Saudan Patrick, Mach Francois, Perneger Thomas, Schnetzler Bruno, Stoermann Catherine, Fumeaux Zina, Rossier Michel, Martin Pierre-Yves
Division of Nephrology, Department of Medicine, University Hospital, Geneva Medical School, Geneva, Switzerland.
Nephrol Dial Transplant. 2003 Nov;18(11):2359-63. doi: 10.1093/ndt/gfg388.
Prevention of cardiovascular diseases is essential in chronic haemodialysis patients. Recently, low-dose spironolactone has been shown to decrease cardiovascular mortality in patients with severe heart failure. However, since haemodialysis patients are prone to hyperkalaemia, a known side effect of spironolactone, this treatment is not used in this population. We performed a study to assess whether low-dose spironolactone (3 x 25 mg/week) could be administered without inducing hyperkalaemia in haemodialysis patients.

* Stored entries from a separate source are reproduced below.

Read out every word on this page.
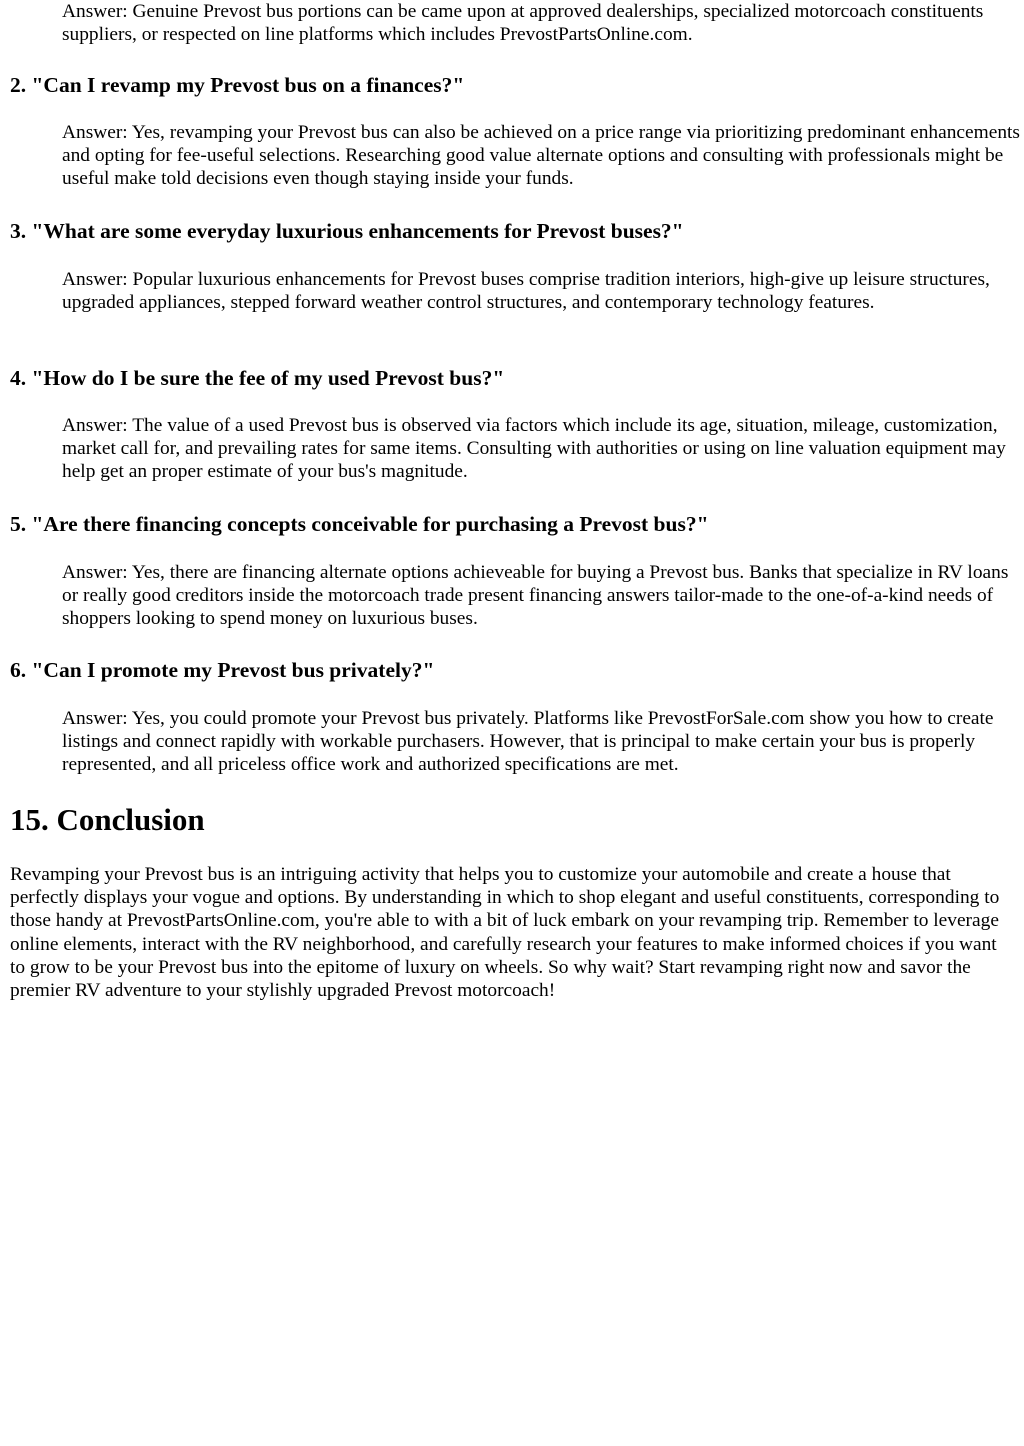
Answer: Genuine Prevost bus portions can be came upon at approved dealerships, specialized motorcoach constituents suppliers, or respected on line platforms which includes PrevostPartsOnline.com.

2. "Can I revamp my Prevost bus on a finances?"

Answer: Yes, revamping your Prevost bus can also be achieved on a price range via prioritizing predominant enhancements and opting for fee-useful selections. Researching good value alternate options and consulting with professionals might be useful make told decisions even though staying inside your funds.

3. "What are some everyday luxurious enhancements for Prevost buses?"

Answer: Popular luxurious enhancements for Prevost buses comprise tradition interiors, high-give up leisure structures, upgraded appliances, stepped forward weather control structures, and contemporary technology features.

4. "How do I be sure the fee of my used Prevost bus?"

Answer: The value of a used Prevost bus is observed via factors which include its age, situation, mileage, customization, market call for, and prevailing rates for same items. Consulting with authorities or using on line valuation equipment may help get an proper estimate of your bus's magnitude.

5. "Are there financing concepts conceivable for purchasing a Prevost bus?"

Answer: Yes, there are financing alternate options achieveable for buying a Prevost bus. Banks that specialize in RV loans or really good creditors inside the motorcoach trade present financing answers tailor-made to the one-of-a-kind needs of shoppers looking to spend money on luxurious buses.

6. "Can I promote my Prevost bus privately?"

Answer: Yes, you could promote your Prevost bus privately. Platforms like PrevostForSale.com show you how to create listings and connect rapidly with workable purchasers. However, that is principal to make certain your bus is properly represented, and all priceless office work and authorized specifications are met.

15. Conclusion

Revamping your Prevost bus is an intriguing activity that helps you to customize your automobile and create a house that perfectly displays your vogue and options. By understanding in which to shop elegant and useful constituents, corresponding to those handy at PrevostPartsOnline.com, you're able to with a bit of luck embark on your revamping trip. Remember to leverage online elements, interact with the RV neighborhood, and carefully research your features to make informed choices if you want to grow to be your Prevost bus into the epitome of luxury on wheels. So why wait? Start revamping right now and savor the premier RV adventure to your stylishly upgraded Prevost motorcoach!
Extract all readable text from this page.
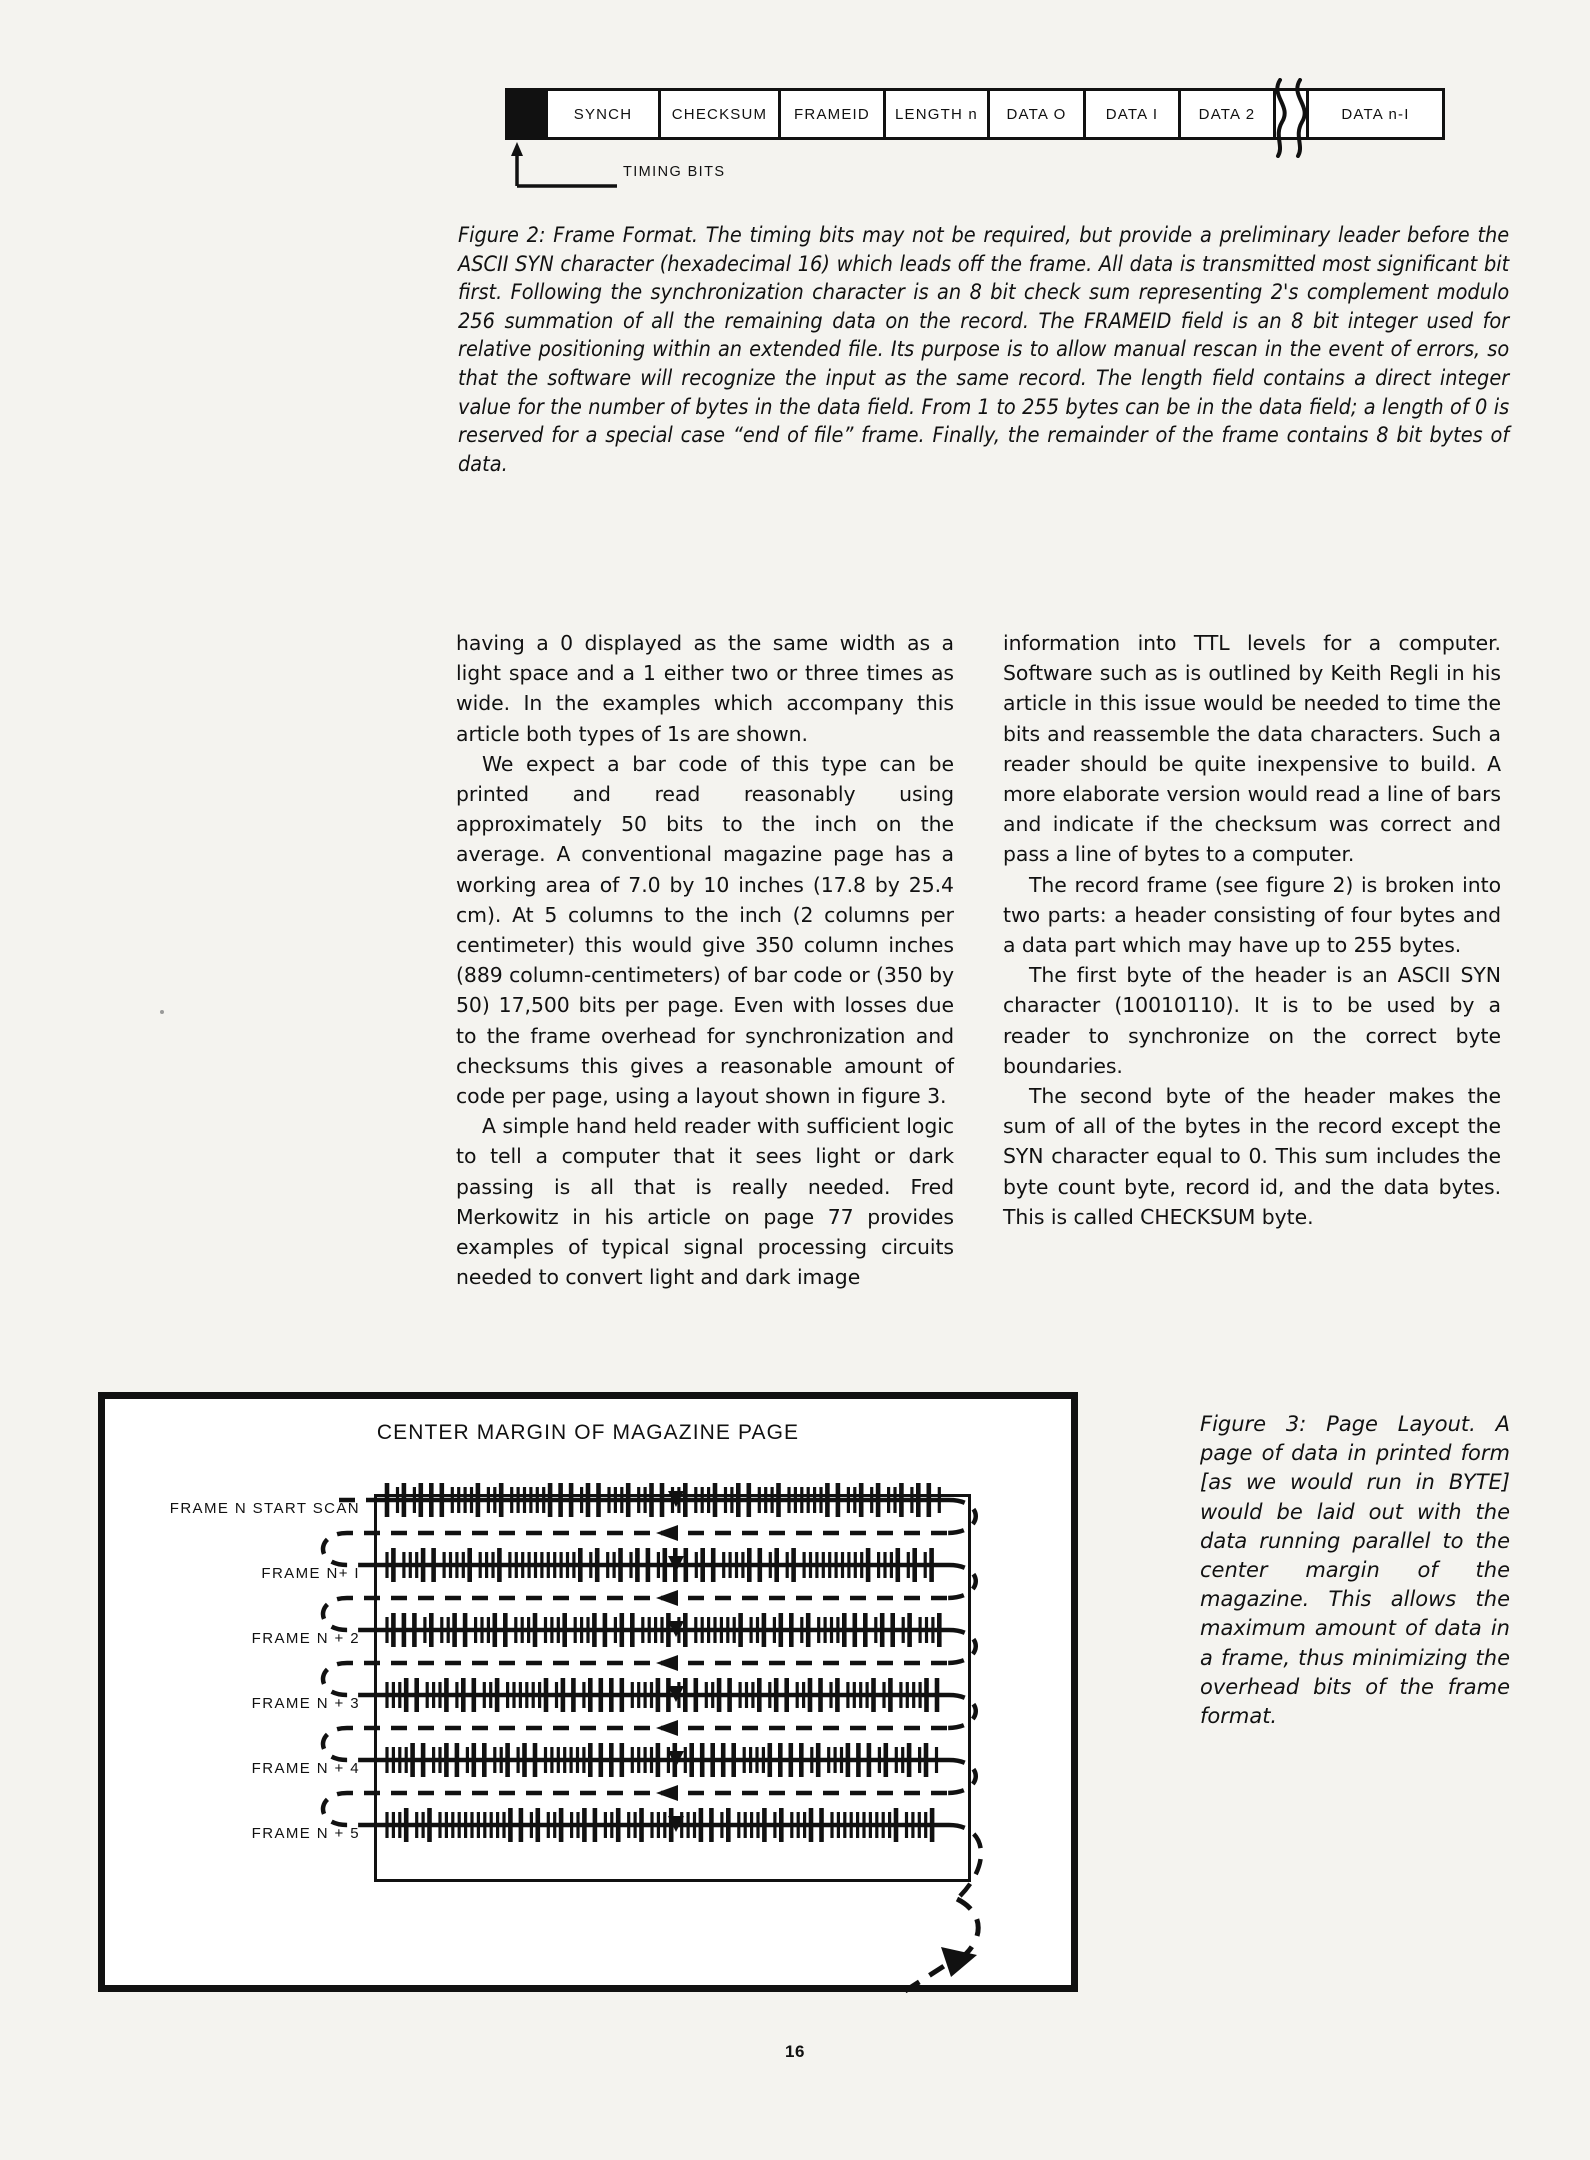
SYNCH	CHECKSUM	FRAMEID	LENGTH n	DATA O	DATA I	DATA 2	DATA n-I
TIMING BITS
Figure 2: Frame Format. The timing bits may not be required, but provide a preliminary leader before the ASCII SYN character (hexadecimal 16) which leads off the frame. All data is transmitted most significant bit first. Following the synchronization character is an 8 bit check sum representing 2's complement modulo 256 summation of all the remaining data on the record. The FRAMEID field is an 8 bit integer used for relative positioning within an extended file. Its purpose is to allow manual rescan in the event of errors, so that the software will recognize the input as the same record. The length field contains a direct integer value for the number of bytes in the data field. From 1 to 255 bytes can be in the data field; a length of 0 is reserved for a special case “end of file” frame. Finally, the remainder of the frame contains 8 bit bytes of data.

having a 0 displayed as the same width as a light space and a 1 either two or three times as wide. In the examples which accompany this article both types of 1s are shown.

We expect a bar code of this type can be printed and read reasonably using approximately 50 bits to the inch on the average. A conventional magazine page has a working area of 7.0 by 10 inches (17.8 by 25.4 cm). At 5 columns to the inch (2 columns per centimeter) this would give 350 column inches (889 column-centimeters) of bar code or (350 by 50) 17,500 bits per page. Even with losses due to the frame overhead for synchronization and checksums this gives a reasonable amount of code per page, using a layout shown in figure 3.

A simple hand held reader with sufficient logic to tell a computer that it sees light or dark passing is all that is really needed. Fred Merkowitz in his article on page 77 provides examples of typical signal processing circuits needed to convert light and dark image

information into TTL levels for a computer. Software such as is outlined by Keith Regli in his article in this issue would be needed to time the bits and reassemble the data characters. Such a reader should be quite inexpensive to build. A more elaborate version would read a line of bars and indicate if the checksum was correct and pass a line of bytes to a computer.

The record frame (see figure 2) is broken into two parts: a header consisting of four bytes and a data part which may have up to 255 bytes.

The first byte of the header is an ASCII SYN character (10010110). It is to be used by a reader to synchronize on the correct byte boundaries.

The second byte of the header makes the sum of all of the bytes in the record except the SYN character equal to 0. This sum includes the byte count byte, record id, and the data bytes. This is called CHECKSUM byte.

CENTER MARGIN OF MAGAZINE PAGE
FRAME N START SCAN
FRAME N+ I
FRAME N + 2
FRAME N + 3
FRAME N + 4
FRAME N + 5
Figure 3: Page Layout. A page of data in printed form [as we would run in BYTE] would be laid out with the data running parallel to the center margin of the magazine. This allows the maximum amount of data in a frame, thus minimizing the overhead bits of the frame format.
16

The study design included a 2-week baseline period, followed by a 4-week treatment period in which doses of spironolactone were started at 12.5 mg three times/week for 2 weeks, then increased to 25 mg three times/week, and followed by a 2-week wash-out period. Fourteen patients receiving low-dose spironolactone after each dialysis were compared with 21 haemodialysis patients (control group).
Low-dose spironolactone did not change mean serum potassium (4.9 +/- 0.7 vs 4.9 +/- 0.3 mmol/l: control). The mean plasma canrenone level induced by administration of spironolactone 25 mg three times/week in the 14 treated patients was 13 +/- 5.3 ng/ml. Serum aldosterone was not significantly modified by the administration of spironolactone in these patients [before, median 0.35; interquartile range (IQR) 0.11-2.83 nmol/l vs after, median 0.22; IQR 0.12-0.60 nmol/l, NS]. Dietary potassium intake and the use of ion-exchange resin, angiotensin-converting enzyme inhibitors and beta-blockers were similar for the two groups throughout the study.
This non-randomized and non-blinded study shows that administration of 25 mg spironolactone thrice weekly is not associated with an increased frequency of hyperkalaemia in haemodialysis patients when they are carefully monitored. More studies are required, however, before concluding that spironolactone administration is safe in the chronic haemodialysis population.
预防心血管疾病对于慢性血液透析患者至关重要。最近,已证明低剂量螺内酯可降低重度心力衰竭患者的心血管死亡率。然而,由于血液透析患者易发生高钾血症,而高钾血症是螺内酯已知的副作用,因此该治疗方法未在这一人群中使用。我们进行了一项研究,以评估低剂量螺内酯(3×25毫克/周)在血液透析患者中使用时是否不会诱发高钾血症。
研究设计包括为期2周的基线期,随后是为期4周的治疗期,在此期间,螺内酯剂量开始为12.5毫克,每周三次,持续2周,然后增加至25毫克,每周三次,随后是为期2周的洗脱期。将每次透析后接受低剂量螺内酯治疗的14名患者与21名血液透析患者(对照组)进行比较。
低剂量螺内酯未改变平均血清钾水平(4.9±0.7对4.9±0.3毫摩尔/升:对照组)。在14名接受治疗的患者中,每周三次给予25毫克螺内酯所诱导的平均血浆坎利酮水平为13±5.3纳克/毫升。在这些患者中,给予螺内酯后血清醛固酮没有显著改变[给药前,中位数0.35;四分位间距(IQR)0.11 - 2.83纳摩尔/升,给药后,中位数0.22;IQR 0.12 - 0.60纳摩尔/升,无显著性差异]。在整个研究过程中,两组的饮食钾摄入量以及离子交换树脂、血管紧张素转换酶抑制剂和β受体阻滞剂的使用情况相似。
这项非随机、非盲法研究表明,当对血液透析患者进行仔细监测时,每周三次给予25毫克螺内酯与高钾血症发生率增加无关。然而,在得出螺内酯给药在慢性血液透析人群中安全的结论之前,还需要更多的研究。